Light transmission aggregometry

The effect of AB extracts and compounds 2, 19, and 20 on platelet aggregation in PRP samples was evaluated, within 1 h of blood samples withdrawal, using a light transmission aggregometry. This technique relies on measuring the passage of light through turbid PRP, which contains uniformly circulating platelets. The addition of an agonist causes platelets to aggregate, resulting in a clearer, less light-absorbing solution. We used two common platelet agonists, ADP and AA, to activate the platelets. The light transmittance is detected using a photocell. The method involves passing an infrared beam through two cuvettes: one filled with platelet-poor plasma (PPP) as a reference and the other containing the PRP sample being analyzed. The resulting signals represent the continuous difference in light transmittance between the analyzed and reference samples. Prior to measurement, the PRP samples (495 μL) were pre-incubated with the examined plant extracts (5 μL) for 15 minutes at 37 °C. Subsequently, the samples were transferred into aggregometer cuvettes. Platelet aggregation was measured after stimulation with ADP or AA using concentrations of 10 μmol/L for ADP and 0.5 mg/mL for AA. Stock solutions of the AB extracts and compounds were prepared using 30% DMSO. The level of aggregation was expressed as a percentage of aggregation [13].

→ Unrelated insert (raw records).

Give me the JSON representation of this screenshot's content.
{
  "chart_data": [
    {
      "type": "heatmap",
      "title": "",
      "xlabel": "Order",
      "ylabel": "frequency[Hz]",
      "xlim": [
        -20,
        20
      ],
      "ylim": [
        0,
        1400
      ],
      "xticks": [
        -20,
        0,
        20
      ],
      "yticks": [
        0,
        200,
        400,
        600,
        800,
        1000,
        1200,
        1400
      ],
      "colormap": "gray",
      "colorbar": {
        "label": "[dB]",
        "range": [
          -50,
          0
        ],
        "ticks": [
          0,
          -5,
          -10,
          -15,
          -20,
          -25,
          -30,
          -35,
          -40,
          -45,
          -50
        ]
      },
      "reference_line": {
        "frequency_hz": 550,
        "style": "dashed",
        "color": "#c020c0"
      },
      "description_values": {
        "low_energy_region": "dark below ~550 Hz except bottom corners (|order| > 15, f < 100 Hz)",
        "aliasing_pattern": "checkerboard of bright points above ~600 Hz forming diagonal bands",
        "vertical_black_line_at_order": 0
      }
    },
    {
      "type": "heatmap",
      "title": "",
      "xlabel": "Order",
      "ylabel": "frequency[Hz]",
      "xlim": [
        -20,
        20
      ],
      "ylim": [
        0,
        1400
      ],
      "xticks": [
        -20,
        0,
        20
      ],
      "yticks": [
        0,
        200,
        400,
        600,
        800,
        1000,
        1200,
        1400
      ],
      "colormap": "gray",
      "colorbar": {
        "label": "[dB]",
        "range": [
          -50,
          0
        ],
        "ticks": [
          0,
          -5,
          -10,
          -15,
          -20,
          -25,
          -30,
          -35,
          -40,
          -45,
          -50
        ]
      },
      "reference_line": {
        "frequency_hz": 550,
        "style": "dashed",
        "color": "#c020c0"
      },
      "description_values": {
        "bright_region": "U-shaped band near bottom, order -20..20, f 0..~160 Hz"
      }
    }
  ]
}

Measurement of the haemostatic parameters

In this assay, we measured the blood clotting times using automated Sysmex coagulation analyzers. The clotting times tested included prothrombin time (PT), activated partial thromboplastin time (aPTT), and thrombin time (TT). Before conducting the assay, plasma samples were pre-incubated with the tested extracts and compounds at 37 °C for 20 minutes. The final concentrations used for the crude ethanolic extract, n-hexane fraction, and polar fraction were 50 μg/mL. For compounds 2, 19, 20, and dabigatran (reference anticoagulant drug), the concentrations used were 5 μg/mL [14].

Statistical analysis

SPSS (Statistical Package for the Social Science, version 20, IBM, and Armonk, New York) was used for statistical analysis. Data were gathered and expressed as the mean ± SD. Level of confidence was kept at 95% and hence, *p value ≤ 0.05 was considered statistically significant while **p value ≤ 0.01 was considered highly statistically significant. For significant difference between dependent multiple groups at different time points, Kruskal-Wallis test was used. For significant difference between the mean values of independent groups compared with the control group, multiple t-test and student t-test were applied.